[lxc-devel] [PATCH 1/2] c/r: rework external mountpoint handling v3
Tycho Andersen
tycho.andersen at canonical.com
Wed Apr 15 16:12:41 UTC 2015
On Wed, Apr 15, 2015 at 03:57:32PM +0000, Serge Hallyn wrote:
> Quoting Tycho Andersen (tycho.andersen at canonical.com):
> > CRIU now supports autodetection of external mounts via the --ext-mount-map auto
> > --enable-external-sharing --enable-external-masters options, so we don't need
> > to explicitly pass the cgmanager mount or any of the mounts from the config.
> > This also means that lxcfs mounts (since they are bind mounts from outside the
> > container) are autodetected, meaning that c/r of containers using lxcfs works.
> >
> > A further advantage of this patch is that it addresses some of the ugliness
> > that was in the exec_criu() function. There are other criu options that will
> > allow us to trim this even further, though.
> >
> > Finally, with --enable-external-masters, criu understands slave mounts in the
> > container with shared mounts in the peer group that are outside the namespace.
> > This allows containers on a systemd host to be dumped and restored correctly.
> >
> > However, these options have just landed in criu trunk today, and the next
> > tagged release will be 1.6 on June 1, so we should avoid merging this into any
> > stable releases until then.
> >
> > v2: remount / as private before bind mounting the container's directory for
> > criu.

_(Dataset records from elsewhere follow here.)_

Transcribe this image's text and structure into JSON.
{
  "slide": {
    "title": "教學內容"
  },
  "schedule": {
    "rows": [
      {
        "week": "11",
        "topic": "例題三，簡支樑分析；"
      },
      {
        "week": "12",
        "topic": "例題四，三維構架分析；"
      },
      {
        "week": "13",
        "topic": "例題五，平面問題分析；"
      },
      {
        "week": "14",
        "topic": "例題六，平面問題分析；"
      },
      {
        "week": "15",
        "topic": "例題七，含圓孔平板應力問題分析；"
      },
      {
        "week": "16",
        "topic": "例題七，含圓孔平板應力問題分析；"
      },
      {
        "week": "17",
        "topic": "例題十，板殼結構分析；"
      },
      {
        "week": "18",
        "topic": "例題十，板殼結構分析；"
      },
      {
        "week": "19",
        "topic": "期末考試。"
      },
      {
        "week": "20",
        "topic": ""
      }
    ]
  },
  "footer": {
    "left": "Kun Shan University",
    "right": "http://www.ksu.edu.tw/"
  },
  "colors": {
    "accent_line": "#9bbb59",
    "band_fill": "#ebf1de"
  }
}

The problem here is that if / is mounted as shared, even if we
> > unshare() the /var/lib/lxc/rootfs mountpoint propagates outside of our
> > mount namespace, which is bad, since we don't want to leak mounts. In
> > particular, this leak confuses criu the second time it goes to checkpoint
> > the container.
> >
> > v3: whoops, we really want / as MS_SLAVE | MS_REC here, to match what start
> > does
>
> Can you justify using MS_SLAVE? (I'm not opposed, just wondering whether
> there are specific reasons)
Because that's how setup_rootfs() does it for a regular start, so I
wanted to match that on restore:
https://github.com/lxc/lxc/blob/master/src/lxc/conf.c#L1256
(which also incedentally doesn't use MS_REMOUNT :)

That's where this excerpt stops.